In Hennepin Paper Co., 83 LA 214 (Gallagher, 1984), the employer combined the duties of two positions, during an attempt to reduce costs, resulting in an employe bumping into a position with reduced wages. The union contended that the separate listings of the two positions in the wage rate made the positions distinct, and that the employer's failure to give the union proper notice of the incumbent's reassignment deprived the union of the opportunity to negotiate over the matter. The arbitrator denied the grievance, finding that there was no implied restriction on the employer's right to organize the work, and that neither the reassignment nor the wage rate would have been proper subjections of negotiation. "The authority of management to make changes such as that involved in this grievance is important to the survival of the enterprise," the arbitrator stated. "If inefficiency accumulates because of management's inability to organize the work of the business, the business may fail -- a loss not only to the owners of the business, but to those employed in it." 83 LA at 216-217.

The employer made a business decision that, to remain competitive, it needed to reduce its payroll. Because of the greater versatility of the 403 incumbents, the employer determined that it made sense to transfer the basic 406 duty of chipping and washing welds, and reduce the number of 406 incumbents. As the most junior 406 incumbent, the grievant was the person placed on layoff. Because the grievant was the only incumbent, the employer took the further step of actually eliminating the position.

This may or may not have been the right business decision. It may or may not have been the most compassionate decision. But it was not a decision which the collective bargaining agreement prevents.

Finally, the union alleges discrimination against the grievant on account of her gender, and asks that I measure the employer's actions in light of Title VII of the Civil Rights Act and something which the collective bargaining agreement refers to as "the principle of Equal Employment Opportunity." The gist of the union's charge seems to "that the Company acted in a discriminatory manner by putting the layoff in the job classification (403) where the only incumbent was a female, rather than in the classification (406) where a layoff would be borne by a male. The matter of the Company's attitude toward the grievant based on the time she spent smoking and in the bathroom also figures in the union's analysis.

Discrimination against an employe is intolerable. It is immoral and, if certain facts are established, illegal. It is also complex to litigate, and difficult to prove.

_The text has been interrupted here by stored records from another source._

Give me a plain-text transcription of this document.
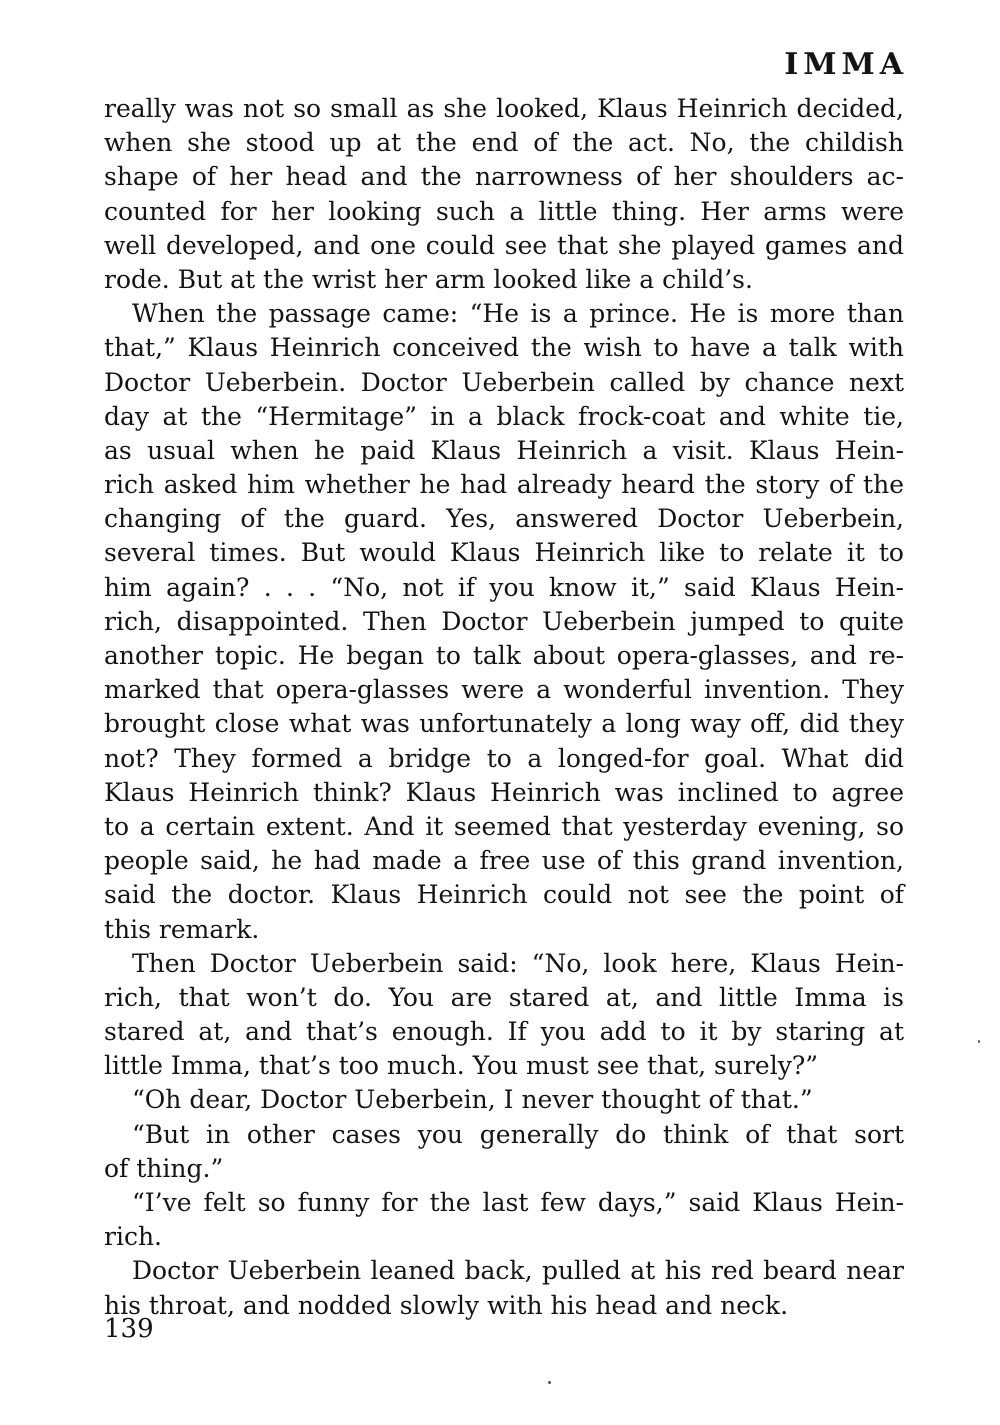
IMMA
really was not so small as she looked, Klaus Heinrich decided,
when she stood up at the end of the act. No, the childish
shape of her head and the narrowness of her shoulders ac-
counted for her looking such a little thing. Her arms were
well developed, and one could see that she played games and
rode. But at the wrist her arm looked like a child’s.
When the passage came: “He is a prince. He is more than
that,” Klaus Heinrich conceived the wish to have a talk with
Doctor Ueberbein. Doctor Ueberbein called by chance next
day at the “Hermitage” in a black frock-coat and white tie,
as usual when he paid Klaus Heinrich a visit. Klaus Hein-
rich asked him whether he had already heard the story of the
changing of the guard. Yes, answered Doctor Ueberbein,
several times. But would Klaus Heinrich like to relate it to
him again? . . . “No, not if you know it,” said Klaus Hein-
rich, disappointed. Then Doctor Ueberbein jumped to quite
another topic. He began to talk about opera-glasses, and re-
marked that opera-glasses were a wonderful invention. They
brought close what was unfortunately a long way off, did they
not? They formed a bridge to a longed-for goal. What did
Klaus Heinrich think? Klaus Heinrich was inclined to agree
to a certain extent. And it seemed that yesterday evening, so
people said, he had made a free use of this grand invention,
said the doctor. Klaus Heinrich could not see the point of
this remark.
Then Doctor Ueberbein said: “No, look here, Klaus Hein-
rich, that won’t do. You are stared at, and little Imma is
stared at, and that’s enough. If you add to it by staring at
little Imma, that’s too much. You must see that, surely?”
“Oh dear, Doctor Ueberbein, I never thought of that.”
“But in other cases you generally do think of that sort
of thing.”
“I’ve felt so funny for the last few days,” said Klaus Hein-
rich.
Doctor Ueberbein leaned back, pulled at his red beard near
his throat, and nodded slowly with his head and neck.
139
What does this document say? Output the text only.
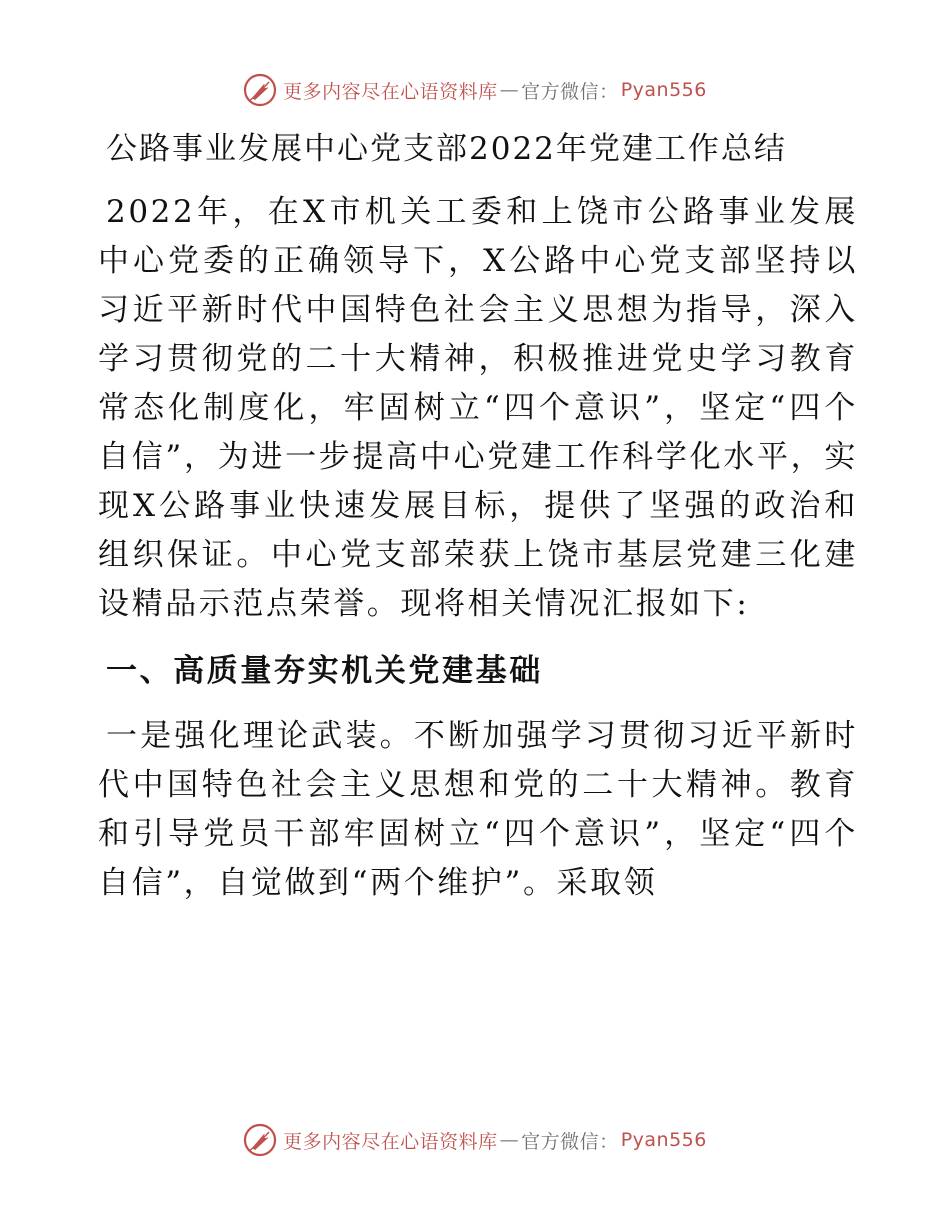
更多内容尽在心语资料库 — 官方微信： Pyan556
公路事业发展中心党支部2022年党建工作总结

2022年，在X市机关工委和上饶市公路事业发展中心党委的正确领导下，X公路中心党支部坚持以习近平新时代中国特色社会主义思想为指导，深入学习贯彻党的二十大精神，积极推进党史学习教育常态化制度化，牢固树立“四个意识”，坚定“四个自信”，为进一步提高中心党建工作科学化水平，实现X公路事业快速发展目标，提供了坚强的政治和组织保证。中心党支部荣获上饶市基层党建三化建设精品示范点荣誉。现将相关情况汇报如下:

一、高质量夯实机关党建基础

一是强化理论武装。不断加强学习贯彻习近平新时代中国特色社会主义思想和党的二十大精神。教育和引导党员干部牢固树立“四个意识”，坚定“四个自信”，自觉做到“两个维护”。采取领

更多内容尽在心语资料库 — 官方微信： Pyan556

The collective bargaining agreement refers to the "principle" of equal employment opportunity, without establishing an explicit litigation process or standard.

The record indicates the gender make-up of the classifications at issue, but is silent on the overall workforce. It is also silent on what steps, if any, the Company has taken, in recruitment, training, promotion, etc., of members of protected status categories. The record is also silent on how, if at all, paragraph 113.1 has been interpreted and applied in previous grievances, if any. On the basis of this record, I cannot find a violation of paragraph 113.1.

Accordingly, on the basis of the collective bargaining agreement, the record evidence and the argument of the parties, it is my

AWARD

1. That the grievance relating to the claimed violation of paragraph 43 is sustained. The employer is hereby directed to furnish to the Union a copy of all new and revised job write-ups within ten days of the date of this award.

2. That the grievance relating to the layoff of Nancy Berndt is denied.

Dated at Madison, Wisconsin, this 11th day of March, 1996.